Cabbage salad of sadness

Cabbage salad of sadness
This is someone else cooking for me.

It is excessively accurate to say I am an indifferent cook. I am grateful when someone cooks for me, and when I am only cooking for myself, I have a set set of meals I eat each day.

Oatmeal for breakfast.

Salad for lunch.

Tofu scramble for dinner.

I eat those things over and over again.

Here's at Mom's, because I have extra time, I decided to try some different recipes. As I was eating one of them this morning, I realized a huge drawback to having no innate sense of cooking "rightness."

When Buds reads a recipe, he's looking at more than how it sounds. He's considering how the ingredients integrate.

I get swayed by the gushing enthusiasms of the recipe writer. She goes on about, "run to make this one. " Or, "I had no idea cabbage could be this good."

Look at this face:

She's literally saying, "Sooo good."

I made this recipe last night. And just like I always do, I made the whole recipe, not considering how much there would be for me to eat...if I didn't like it.

I mostly followed the recipe. I added in a little red onion because I thought that would taste nice. And I didn't have as large a bunch of basil as she had.

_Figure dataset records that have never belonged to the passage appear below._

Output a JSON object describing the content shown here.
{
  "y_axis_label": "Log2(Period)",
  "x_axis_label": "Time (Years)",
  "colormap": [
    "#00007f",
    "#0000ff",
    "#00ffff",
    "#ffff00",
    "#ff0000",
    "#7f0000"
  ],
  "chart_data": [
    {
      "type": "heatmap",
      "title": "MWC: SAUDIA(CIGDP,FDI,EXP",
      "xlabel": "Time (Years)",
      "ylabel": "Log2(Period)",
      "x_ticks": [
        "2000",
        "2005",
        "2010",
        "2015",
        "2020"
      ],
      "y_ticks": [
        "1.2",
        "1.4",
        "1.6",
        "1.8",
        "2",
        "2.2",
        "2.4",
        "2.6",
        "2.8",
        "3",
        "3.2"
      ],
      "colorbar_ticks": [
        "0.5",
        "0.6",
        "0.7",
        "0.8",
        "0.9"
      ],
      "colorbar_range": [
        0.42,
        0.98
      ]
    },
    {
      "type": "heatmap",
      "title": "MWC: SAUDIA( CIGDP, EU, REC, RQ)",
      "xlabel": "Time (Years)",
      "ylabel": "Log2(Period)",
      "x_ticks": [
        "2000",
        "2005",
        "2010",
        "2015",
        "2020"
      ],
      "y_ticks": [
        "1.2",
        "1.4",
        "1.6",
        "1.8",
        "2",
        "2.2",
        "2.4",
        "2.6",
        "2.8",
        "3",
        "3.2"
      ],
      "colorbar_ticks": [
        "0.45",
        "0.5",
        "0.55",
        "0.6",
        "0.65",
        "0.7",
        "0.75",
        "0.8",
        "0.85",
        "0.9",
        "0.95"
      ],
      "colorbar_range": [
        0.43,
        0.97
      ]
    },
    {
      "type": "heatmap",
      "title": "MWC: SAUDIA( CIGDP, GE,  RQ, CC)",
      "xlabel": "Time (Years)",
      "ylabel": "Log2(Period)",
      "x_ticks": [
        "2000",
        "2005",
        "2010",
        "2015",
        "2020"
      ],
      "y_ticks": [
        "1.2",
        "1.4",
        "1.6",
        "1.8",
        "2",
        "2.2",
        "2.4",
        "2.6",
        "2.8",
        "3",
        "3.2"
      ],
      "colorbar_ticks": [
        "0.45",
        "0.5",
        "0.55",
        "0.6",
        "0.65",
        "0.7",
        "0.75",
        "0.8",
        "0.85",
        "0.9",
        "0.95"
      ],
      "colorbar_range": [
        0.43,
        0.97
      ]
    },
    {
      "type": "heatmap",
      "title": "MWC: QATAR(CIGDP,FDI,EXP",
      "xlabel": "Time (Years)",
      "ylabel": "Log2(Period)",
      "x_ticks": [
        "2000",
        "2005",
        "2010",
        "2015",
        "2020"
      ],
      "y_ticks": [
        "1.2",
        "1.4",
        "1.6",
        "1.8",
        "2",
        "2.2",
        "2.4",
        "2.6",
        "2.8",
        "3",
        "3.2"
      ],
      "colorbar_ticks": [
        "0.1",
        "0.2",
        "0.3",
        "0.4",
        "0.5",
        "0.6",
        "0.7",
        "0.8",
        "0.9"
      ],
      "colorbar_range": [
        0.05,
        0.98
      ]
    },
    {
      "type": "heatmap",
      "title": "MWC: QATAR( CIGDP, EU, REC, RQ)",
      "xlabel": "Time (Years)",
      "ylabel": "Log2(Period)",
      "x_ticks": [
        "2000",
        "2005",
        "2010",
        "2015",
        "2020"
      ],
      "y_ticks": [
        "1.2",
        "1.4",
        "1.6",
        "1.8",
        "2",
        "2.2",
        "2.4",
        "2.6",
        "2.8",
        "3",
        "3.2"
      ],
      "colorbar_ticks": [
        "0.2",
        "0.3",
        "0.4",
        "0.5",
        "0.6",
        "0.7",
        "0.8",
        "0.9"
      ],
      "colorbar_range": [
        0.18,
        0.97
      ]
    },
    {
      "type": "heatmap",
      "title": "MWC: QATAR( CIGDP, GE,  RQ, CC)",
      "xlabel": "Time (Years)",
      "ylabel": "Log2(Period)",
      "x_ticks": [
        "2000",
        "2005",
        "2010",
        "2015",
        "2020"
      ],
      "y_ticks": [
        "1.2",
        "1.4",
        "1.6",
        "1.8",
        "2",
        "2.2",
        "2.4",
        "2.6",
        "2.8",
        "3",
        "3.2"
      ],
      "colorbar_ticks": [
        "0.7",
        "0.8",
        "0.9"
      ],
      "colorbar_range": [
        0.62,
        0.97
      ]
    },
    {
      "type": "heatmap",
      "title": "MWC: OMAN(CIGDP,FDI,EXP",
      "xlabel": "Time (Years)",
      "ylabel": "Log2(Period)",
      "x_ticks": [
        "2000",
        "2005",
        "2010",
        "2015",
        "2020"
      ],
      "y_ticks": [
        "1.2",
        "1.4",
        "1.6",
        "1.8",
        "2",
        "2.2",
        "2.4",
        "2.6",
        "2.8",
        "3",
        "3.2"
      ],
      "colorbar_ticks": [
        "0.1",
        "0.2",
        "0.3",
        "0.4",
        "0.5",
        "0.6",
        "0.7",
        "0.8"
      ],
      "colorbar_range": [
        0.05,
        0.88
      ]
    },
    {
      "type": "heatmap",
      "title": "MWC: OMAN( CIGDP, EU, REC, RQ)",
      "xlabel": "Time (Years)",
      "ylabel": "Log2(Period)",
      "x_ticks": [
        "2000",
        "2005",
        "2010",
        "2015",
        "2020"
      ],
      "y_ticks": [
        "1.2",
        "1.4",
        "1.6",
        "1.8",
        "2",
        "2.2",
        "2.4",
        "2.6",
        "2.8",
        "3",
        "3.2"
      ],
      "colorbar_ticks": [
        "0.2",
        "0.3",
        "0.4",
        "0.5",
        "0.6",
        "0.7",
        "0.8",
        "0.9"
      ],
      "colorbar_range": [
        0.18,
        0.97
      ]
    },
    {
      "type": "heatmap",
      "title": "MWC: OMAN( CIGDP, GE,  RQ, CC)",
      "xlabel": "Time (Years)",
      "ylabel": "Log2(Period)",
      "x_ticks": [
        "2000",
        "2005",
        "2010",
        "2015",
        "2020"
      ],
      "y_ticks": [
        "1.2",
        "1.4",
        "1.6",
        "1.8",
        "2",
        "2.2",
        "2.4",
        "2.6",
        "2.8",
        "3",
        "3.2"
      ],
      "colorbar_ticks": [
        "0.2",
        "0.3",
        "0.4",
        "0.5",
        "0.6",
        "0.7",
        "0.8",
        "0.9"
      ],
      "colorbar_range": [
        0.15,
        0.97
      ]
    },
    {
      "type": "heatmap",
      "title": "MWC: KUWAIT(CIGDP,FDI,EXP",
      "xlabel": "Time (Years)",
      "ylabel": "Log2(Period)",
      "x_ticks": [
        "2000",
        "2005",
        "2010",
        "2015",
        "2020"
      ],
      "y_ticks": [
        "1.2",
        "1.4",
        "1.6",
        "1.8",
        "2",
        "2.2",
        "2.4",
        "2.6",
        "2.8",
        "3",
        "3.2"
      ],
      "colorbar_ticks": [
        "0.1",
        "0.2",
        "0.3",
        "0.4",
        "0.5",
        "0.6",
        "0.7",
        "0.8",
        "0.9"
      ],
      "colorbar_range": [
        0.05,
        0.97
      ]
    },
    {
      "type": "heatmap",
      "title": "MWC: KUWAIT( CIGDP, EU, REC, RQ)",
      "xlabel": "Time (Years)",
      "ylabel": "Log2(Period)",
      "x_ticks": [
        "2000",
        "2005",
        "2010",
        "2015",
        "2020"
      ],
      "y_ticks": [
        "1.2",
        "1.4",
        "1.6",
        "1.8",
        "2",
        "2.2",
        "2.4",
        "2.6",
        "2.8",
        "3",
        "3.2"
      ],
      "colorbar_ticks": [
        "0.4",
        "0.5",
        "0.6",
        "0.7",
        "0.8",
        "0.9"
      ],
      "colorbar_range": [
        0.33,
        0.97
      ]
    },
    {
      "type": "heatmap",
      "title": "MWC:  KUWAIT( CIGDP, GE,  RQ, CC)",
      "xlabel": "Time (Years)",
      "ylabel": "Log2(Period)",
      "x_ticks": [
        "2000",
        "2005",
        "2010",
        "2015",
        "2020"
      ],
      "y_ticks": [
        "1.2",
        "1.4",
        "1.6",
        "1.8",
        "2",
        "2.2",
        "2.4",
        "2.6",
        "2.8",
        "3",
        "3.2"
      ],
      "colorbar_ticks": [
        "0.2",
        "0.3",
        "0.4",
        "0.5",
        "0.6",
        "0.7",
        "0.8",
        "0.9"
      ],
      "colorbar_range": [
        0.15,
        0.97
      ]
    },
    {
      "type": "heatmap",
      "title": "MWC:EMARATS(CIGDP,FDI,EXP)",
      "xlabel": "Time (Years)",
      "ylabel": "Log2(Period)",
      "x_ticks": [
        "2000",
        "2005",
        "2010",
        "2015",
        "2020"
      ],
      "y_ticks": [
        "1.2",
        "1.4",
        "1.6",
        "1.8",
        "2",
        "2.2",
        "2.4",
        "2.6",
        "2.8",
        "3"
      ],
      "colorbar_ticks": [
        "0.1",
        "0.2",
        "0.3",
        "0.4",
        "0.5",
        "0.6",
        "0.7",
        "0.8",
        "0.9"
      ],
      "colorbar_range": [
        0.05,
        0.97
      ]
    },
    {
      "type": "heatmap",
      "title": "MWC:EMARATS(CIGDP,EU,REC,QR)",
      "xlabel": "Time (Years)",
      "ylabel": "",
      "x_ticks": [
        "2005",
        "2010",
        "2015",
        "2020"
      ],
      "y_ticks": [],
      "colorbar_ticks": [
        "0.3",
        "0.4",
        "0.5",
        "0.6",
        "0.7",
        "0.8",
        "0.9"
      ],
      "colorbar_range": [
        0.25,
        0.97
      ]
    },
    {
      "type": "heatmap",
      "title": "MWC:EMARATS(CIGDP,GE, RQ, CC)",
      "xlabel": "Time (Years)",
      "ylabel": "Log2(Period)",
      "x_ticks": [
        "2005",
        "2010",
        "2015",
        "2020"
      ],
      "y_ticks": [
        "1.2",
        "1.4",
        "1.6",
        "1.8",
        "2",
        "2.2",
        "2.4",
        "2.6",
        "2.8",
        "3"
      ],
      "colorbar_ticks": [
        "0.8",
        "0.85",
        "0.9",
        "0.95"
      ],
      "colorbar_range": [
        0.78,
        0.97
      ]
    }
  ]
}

But still, mostly followed it.

It just doesn't taste very good. The dressing wasn't so creamy, and the red onion is too sharp, and now looking back at the recipe, I realize I left out the tofu. 🤦‍♀️🤦‍♀️

Now I've got a huge bowl of this to eat.

The cabbage salad of sadness.

I'm going back to my regular three. 🫤

Cabbage salad of sadness will do that to you; make you regret leafing out.